Let $k$ be a integer such that $k\ge2$
Why does $$(k-2)!-k \left\lfloor \frac{k!}{(k-1) k^2}\right\rfloor = 1$$ only when $k$ is prime?
Example:
$$\pi(n) = \sum _{k=4}^n \left((k-2)!-k \left\lfloor \frac{k!}{(k-1) k^2}\right\rfloor \right),\;n\ge4$$
where $k=4,$ since:
$$\pi(4)\quad=\quad(4-2)!-4 \left\lfloor \frac{4!}{(4-1) 4^2}\right\rfloor = 2$$
I've tried to evaluate it in different forms, and I am probably just overlooking something obvious; So if anyone has any information in regard to this, please share.
If $k$ is not a prime, then the equation is $0$ modulo $k$. (We have $(k-2)! \equiv 0 \pmod{k}$.)
Conversely if $k$ is a prime, then by Wilson's theorem $(k-2)! \equiv 1 \pmod{k}$.
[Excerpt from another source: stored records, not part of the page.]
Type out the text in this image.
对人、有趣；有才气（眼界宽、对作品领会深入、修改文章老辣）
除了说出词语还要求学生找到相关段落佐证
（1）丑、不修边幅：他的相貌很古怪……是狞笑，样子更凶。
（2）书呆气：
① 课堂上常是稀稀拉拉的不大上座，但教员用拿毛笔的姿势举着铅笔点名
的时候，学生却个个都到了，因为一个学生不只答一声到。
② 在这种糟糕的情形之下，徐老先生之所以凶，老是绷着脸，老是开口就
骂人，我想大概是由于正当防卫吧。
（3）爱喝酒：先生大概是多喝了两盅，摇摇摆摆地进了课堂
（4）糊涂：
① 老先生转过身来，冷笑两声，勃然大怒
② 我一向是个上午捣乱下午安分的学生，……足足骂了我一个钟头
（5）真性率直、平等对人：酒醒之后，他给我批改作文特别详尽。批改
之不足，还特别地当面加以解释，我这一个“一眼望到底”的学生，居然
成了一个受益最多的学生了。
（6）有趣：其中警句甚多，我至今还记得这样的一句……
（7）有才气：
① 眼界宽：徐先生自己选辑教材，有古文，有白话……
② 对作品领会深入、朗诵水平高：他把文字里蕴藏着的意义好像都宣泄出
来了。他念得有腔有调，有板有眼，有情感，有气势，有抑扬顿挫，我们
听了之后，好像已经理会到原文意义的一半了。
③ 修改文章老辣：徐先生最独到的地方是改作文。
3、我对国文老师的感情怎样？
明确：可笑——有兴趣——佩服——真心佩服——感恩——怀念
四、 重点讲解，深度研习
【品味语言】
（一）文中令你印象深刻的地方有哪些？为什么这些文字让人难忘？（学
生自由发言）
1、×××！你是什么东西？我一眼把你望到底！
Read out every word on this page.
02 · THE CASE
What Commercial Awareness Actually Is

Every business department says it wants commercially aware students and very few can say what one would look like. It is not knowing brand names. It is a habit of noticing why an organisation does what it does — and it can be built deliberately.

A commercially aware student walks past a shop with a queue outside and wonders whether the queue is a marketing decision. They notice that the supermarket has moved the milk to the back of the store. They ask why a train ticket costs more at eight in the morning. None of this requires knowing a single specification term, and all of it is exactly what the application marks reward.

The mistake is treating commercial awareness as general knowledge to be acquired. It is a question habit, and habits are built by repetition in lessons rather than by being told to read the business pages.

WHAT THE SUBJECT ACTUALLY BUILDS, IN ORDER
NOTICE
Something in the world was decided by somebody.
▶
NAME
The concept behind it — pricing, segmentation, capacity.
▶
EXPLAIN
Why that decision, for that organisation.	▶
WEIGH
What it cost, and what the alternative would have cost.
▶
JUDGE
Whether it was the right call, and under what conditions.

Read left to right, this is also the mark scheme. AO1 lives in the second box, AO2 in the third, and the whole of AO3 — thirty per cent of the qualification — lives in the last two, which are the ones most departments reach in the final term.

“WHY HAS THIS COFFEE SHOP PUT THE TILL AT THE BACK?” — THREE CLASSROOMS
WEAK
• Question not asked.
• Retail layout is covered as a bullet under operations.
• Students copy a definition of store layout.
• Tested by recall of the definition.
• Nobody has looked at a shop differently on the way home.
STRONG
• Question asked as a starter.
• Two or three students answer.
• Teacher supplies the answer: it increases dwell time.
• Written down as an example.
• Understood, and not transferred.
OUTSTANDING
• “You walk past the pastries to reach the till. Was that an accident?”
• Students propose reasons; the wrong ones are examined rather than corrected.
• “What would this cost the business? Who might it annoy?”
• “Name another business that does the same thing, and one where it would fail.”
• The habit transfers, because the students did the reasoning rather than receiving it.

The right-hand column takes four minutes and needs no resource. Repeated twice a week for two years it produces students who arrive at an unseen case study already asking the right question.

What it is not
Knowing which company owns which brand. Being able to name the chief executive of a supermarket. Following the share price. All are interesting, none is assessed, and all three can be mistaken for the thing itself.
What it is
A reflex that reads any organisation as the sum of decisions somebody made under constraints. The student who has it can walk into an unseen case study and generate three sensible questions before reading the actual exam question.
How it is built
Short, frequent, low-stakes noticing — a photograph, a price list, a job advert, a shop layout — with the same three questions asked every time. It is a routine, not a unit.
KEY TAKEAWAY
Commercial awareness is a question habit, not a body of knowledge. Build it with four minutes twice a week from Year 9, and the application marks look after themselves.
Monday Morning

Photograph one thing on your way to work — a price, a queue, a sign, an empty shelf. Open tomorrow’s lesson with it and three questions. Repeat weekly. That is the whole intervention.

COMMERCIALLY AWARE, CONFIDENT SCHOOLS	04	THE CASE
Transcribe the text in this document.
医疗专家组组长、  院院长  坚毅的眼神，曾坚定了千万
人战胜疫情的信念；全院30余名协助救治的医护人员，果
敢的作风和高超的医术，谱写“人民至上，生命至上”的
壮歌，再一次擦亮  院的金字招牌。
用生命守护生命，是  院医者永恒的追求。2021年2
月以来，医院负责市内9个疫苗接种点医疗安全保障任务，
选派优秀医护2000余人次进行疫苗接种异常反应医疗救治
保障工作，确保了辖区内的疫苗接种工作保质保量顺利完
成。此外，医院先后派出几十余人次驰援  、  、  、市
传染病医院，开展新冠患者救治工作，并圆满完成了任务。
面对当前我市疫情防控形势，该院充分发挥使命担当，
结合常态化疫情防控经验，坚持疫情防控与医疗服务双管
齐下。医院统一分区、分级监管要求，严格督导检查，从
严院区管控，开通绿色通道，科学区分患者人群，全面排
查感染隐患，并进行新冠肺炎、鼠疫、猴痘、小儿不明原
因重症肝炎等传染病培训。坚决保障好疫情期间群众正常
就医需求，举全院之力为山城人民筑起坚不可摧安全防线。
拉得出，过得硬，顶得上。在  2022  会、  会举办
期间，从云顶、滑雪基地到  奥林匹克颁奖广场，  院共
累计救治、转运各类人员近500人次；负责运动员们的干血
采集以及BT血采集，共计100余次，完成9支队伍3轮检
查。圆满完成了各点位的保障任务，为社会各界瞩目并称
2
Edit: (To complete the argument.) If $k$ is a prime, then $(k-2)! = 1 + l k$ for some $l \ge 0$. Equivalently $l = \frac{(k-2)! - 1}{k}$ and we must show that $l = \left\lfloor \frac{k!}{(k-1)k^2} \right\rfloor$. But this is true since
$$\left\lfloor \frac{k!}{(k-1)k^2} \right\rfloor = \left\lfloor \frac{(k-2)!}{k} \right\rfloor$$ and the greatest number below $(k-2)!$ that is divisible by $k$ is $(k-2)! - 1$.